Hay que ser claros. Los convenios de publicidad se dan en todo el mundo, y son válidos. El tema de fondo es el cuánto y el cómo. O sea, cuánto dinero se le da, a quien se la da, y a cambio de qué servicios. Esos números, esos nombres, y esas exigencias, son toda una muestra de lo que espera de la prensa una administración.
Sin entrar en nombres propios, los contratos conocidos dicen que el Gobierno decidió aliarse con aquellos que eran sus enemigos. Aquellas tácticas periodísticas que consideró deleznables cuando era oposición, parece que hoy las considerara necesarias. Un sector muy grande del gobierno se siente cómodo en ese ámbito.
Otra vez volvemos a lo mismo: cuñas del viejo sistema incrustadas en el actual. Pero hay que tener en cuenta un dato: cuando son tantos los elementos «diferentes» o cuñas, ya dejan de ser diferentes y se transforman en parte del paisaje natural.

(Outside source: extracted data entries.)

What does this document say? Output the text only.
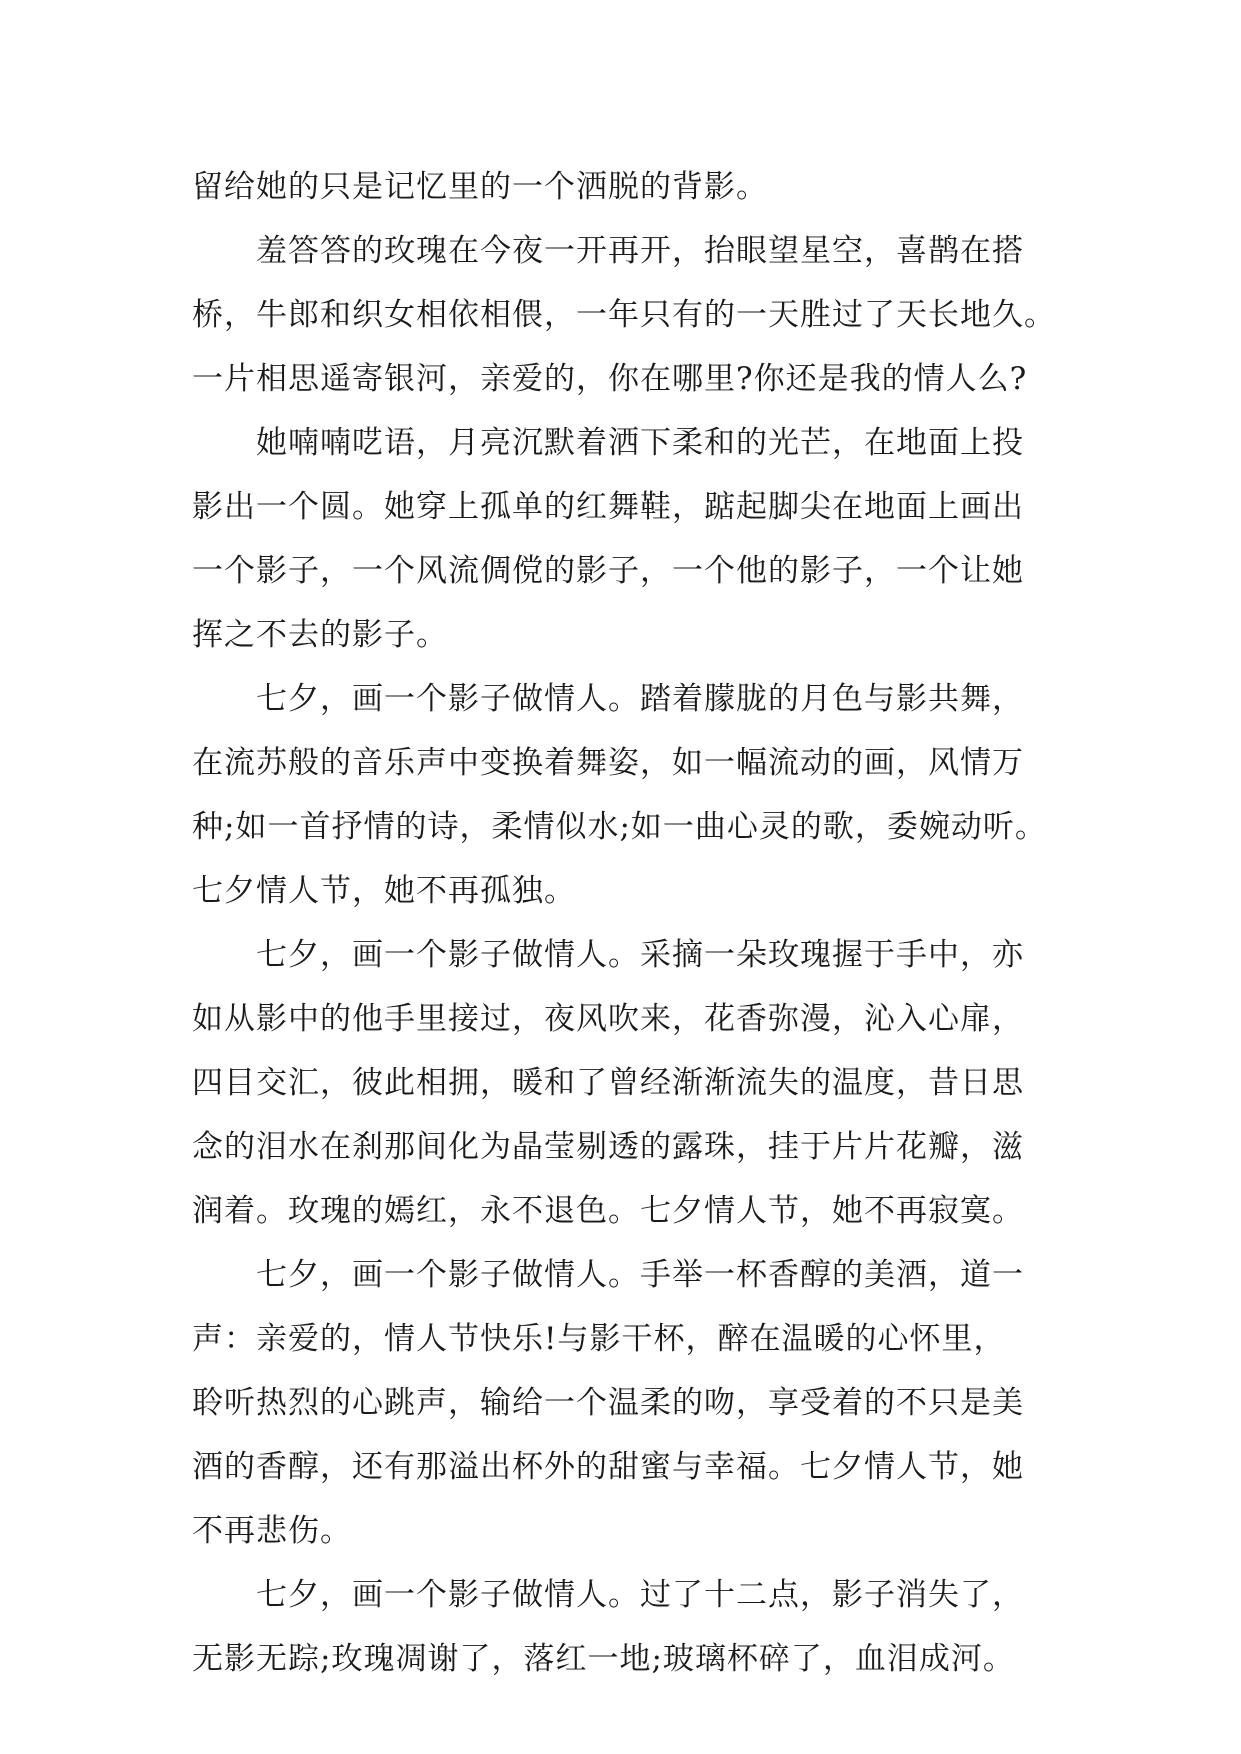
留给她的只是记忆里的一个洒脱的背影。
羞答答的玫瑰在今夜一开再开，抬眼望星空，喜鹊在搭
桥，牛郎和织女相依相偎，一年只有的一天胜过了天长地久。
一片相思遥寄银河，亲爱的，你在哪里?你还是我的情人么?
她喃喃呓语，月亮沉默着洒下柔和的光芒，在地面上投
影出一个圆。她穿上孤单的红舞鞋，踮起脚尖在地面上画出
一个影子，一个风流倜傥的影子，一个他的影子，一个让她
挥之不去的影子。
七夕，画一个影子做情人。踏着朦胧的月色与影共舞，
在流苏般的音乐声中变换着舞姿，如一幅流动的画，风情万
种;如一首抒情的诗，柔情似水;如一曲心灵的歌，委婉动听。
七夕情人节，她不再孤独。
七夕，画一个影子做情人。采摘一朵玫瑰握于手中，亦
如从影中的他手里接过，夜风吹来，花香弥漫，沁入心扉，
四目交汇，彼此相拥，暖和了曾经渐渐流失的温度，昔日思
念的泪水在刹那间化为晶莹剔透的露珠，挂于片片花瓣，滋
润着。玫瑰的嫣红，永不退色。七夕情人节，她不再寂寞。
七夕，画一个影子做情人。手举一杯香醇的美酒，道一
声：亲爱的，情人节快乐!与影干杯，醉在温暖的心怀里，
聆听热烈的心跳声，输给一个温柔的吻，享受着的不只是美
酒的香醇，还有那溢出杯外的甜蜜与幸福。七夕情人节，她
不再悲伤。
七夕，画一个影子做情人。过了十二点，影子消失了，
无影无踪;玫瑰凋谢了，落红一地;玻璃杯碎了，血泪成河。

En todos los casos descritos, preocupa la forma, pero más preocupa el fondo, porque este último no permite distinguir con claridad la frontera entre lo nuevo y lo viejo.

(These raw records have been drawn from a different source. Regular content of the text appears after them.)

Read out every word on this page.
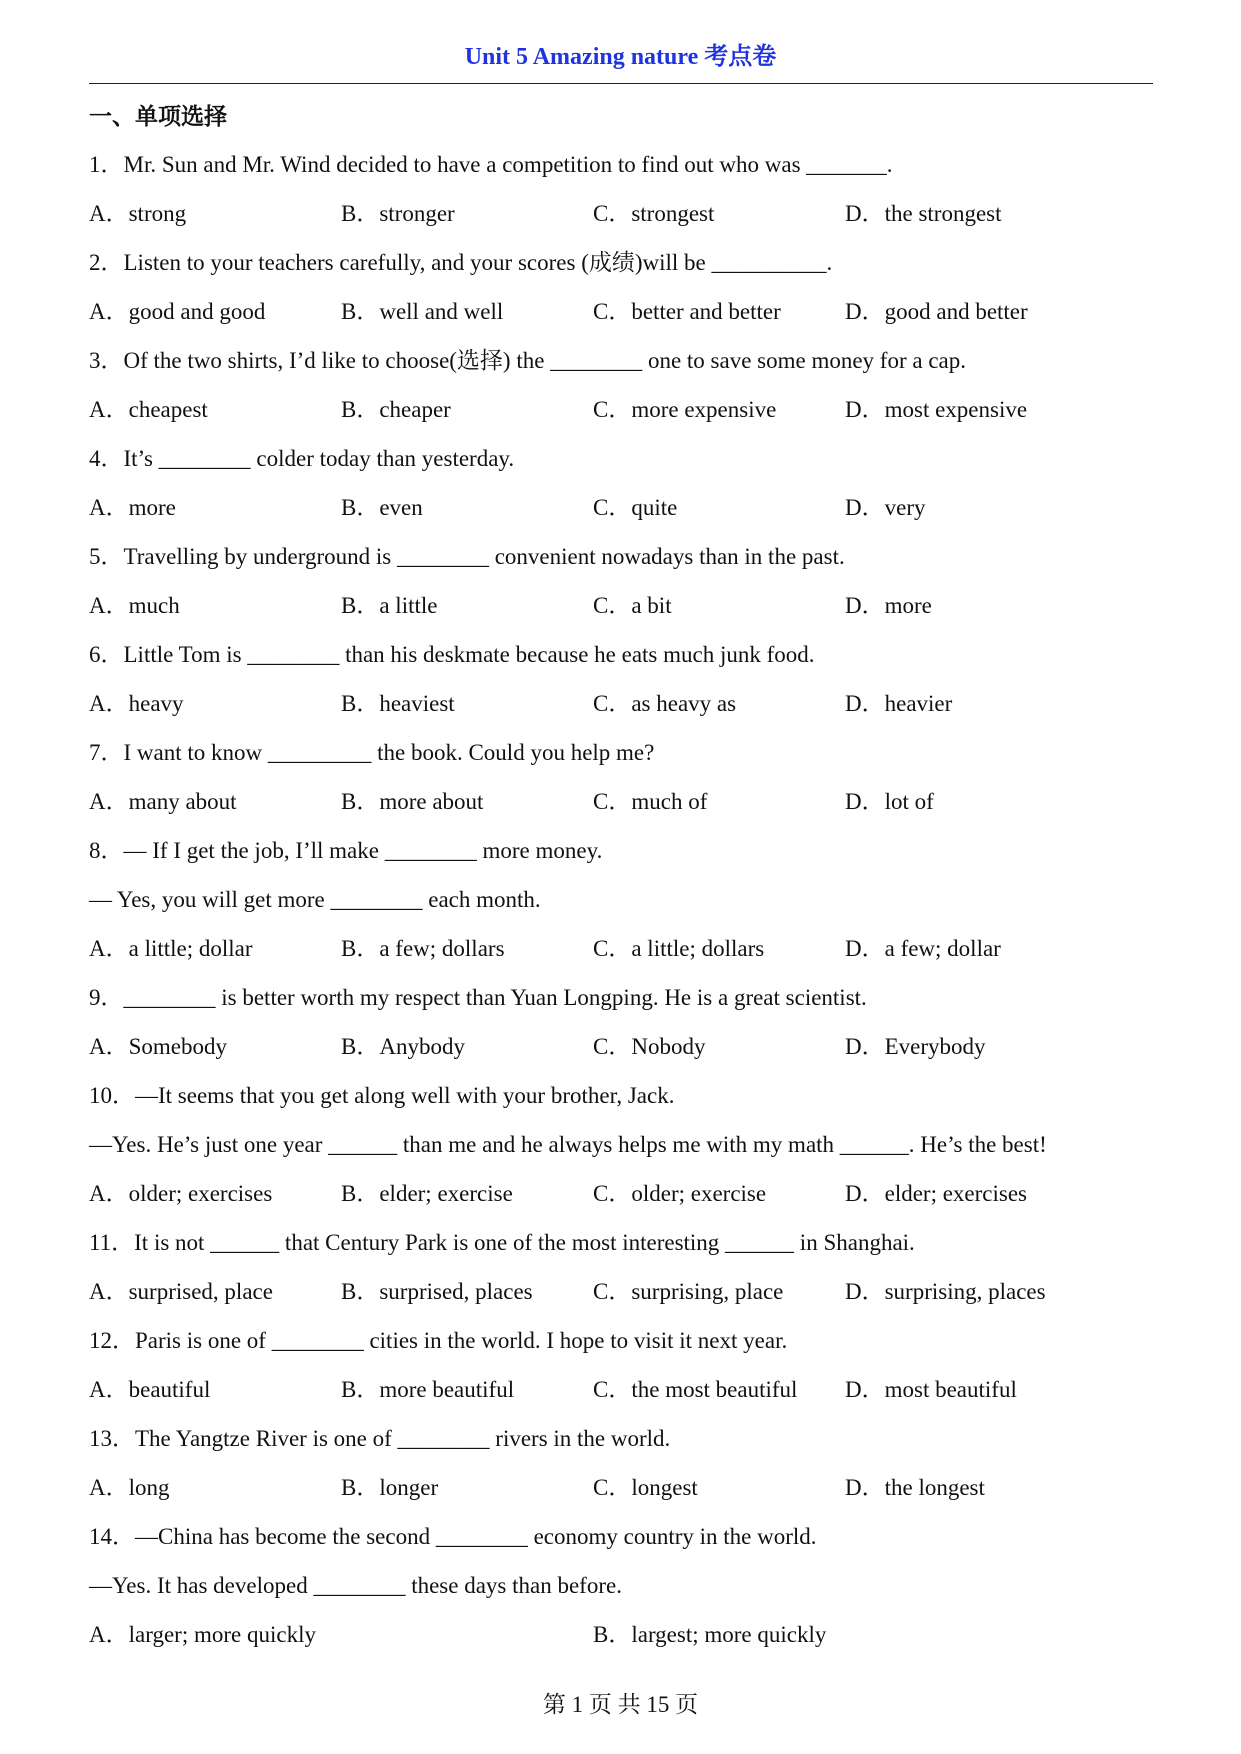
Unit 5 Amazing nature 考点卷
一、单项选择
1．Mr. Sun and Mr. Wind decided to have a competition to find out who was _______.
A．strong	B．stronger	C．strongest	D．the strongest
2．Listen to your teachers carefully, and your scores (成绩)will be __________.
A．good and good	B．well and well	C．better and better	D．good and better
3．Of the two shirts, I’d like to choose(选择) the ________ one to save some money for a cap.
A．cheapest	B．cheaper	C．more expensive	D．most expensive
4．It’s ________ colder today than yesterday.
A．more	B．even	C．quite	D．very
5．Travelling by underground is ________ convenient nowadays than in the past.
A．much	B．a little	C．a bit	D．more
6．Little Tom is ________ than his deskmate because he eats much junk food.
A．heavy	B．heaviest	C．as heavy as	D．heavier
7．I want to know _________ the book. Could you help me?
A．many about	B．more about	C．much of	D．lot of
8．— If I get the job, I’ll make ________ more money.
— Yes, you will get more ________ each month.
A．a little; dollar	B．a few; dollars	C．a little; dollars	D．a few; dollar
9．________ is better worth my respect than Yuan Longping. He is a great scientist.
A．Somebody	B．Anybody	C．Nobody	D．Everybody
10．—It seems that you get along well with your brother, Jack.
—Yes. He’s just one year ______ than me and he always helps me with my math ______. He’s the best!
A．older; exercises	B．elder; exercise	C．older; exercise	D．elder; exercises
11．It is not ______ that Century Park is one of the most interesting ______ in Shanghai.
A．surprised, place	B．surprised, places	C．surprising, place	D．surprising, places
12．Paris is one of ________ cities in the world. I hope to visit it next year.
A．beautiful	B．more beautiful	C．the most beautiful	D．most beautiful
13．The Yangtze River is one of ________ rivers in the world.
A．long	B．longer	C．longest	D．the longest
14．—China has become the second ________ economy country in the world.
—Yes. It has developed ________ these days than before.
A．larger; more quickly	B．largest; more quickly
第 1 页 共 15 页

El punto álgido de malas noticias podría suceder en las horas inminentes. Luego del festejo que significó para la administración la aprehensión del ex secretario del Ayuntamiento de Benito Juárez, Mauricio Rodríguez Marrufo, hace 10 días, el tema ahora parece haberse enredado.
Hay versiones de que el ex funcionario borgista, acusado por un daño patrimonial al Estado de casi 40 millones de pesos, pasa su estadía en la cárcel con privilegios inadmisibles. Además, el hecho de que se le hayan embargados bienes por la cantidad incluida en la demanda, haría innecesaria su permanencia en la cárcel.
En ese caso, el Gobierno enfrentaría seguramente la ira de un amplio sector de la sociedad, que está desesperada pidiendo justicia. No habría cómo explicar semejante yerro. ¿Solo se han encontrado delitos menores de los cinco años de desmesura del borgismo? Será difícil explicar tan poco celo en la investigación del pasado.
En el Gobierno se defienden y dicen que en todos los temas van poco a poco, pero con un horizonte seguro, y que se la juzga duramente. Quizá sea cierto, y lo que sucede, en el fondo, es que el Gobierno es juzgado contra las expectativas que generó. Esa batalla casi nunca se puede ganar. Pero hay formas y formas de librarla.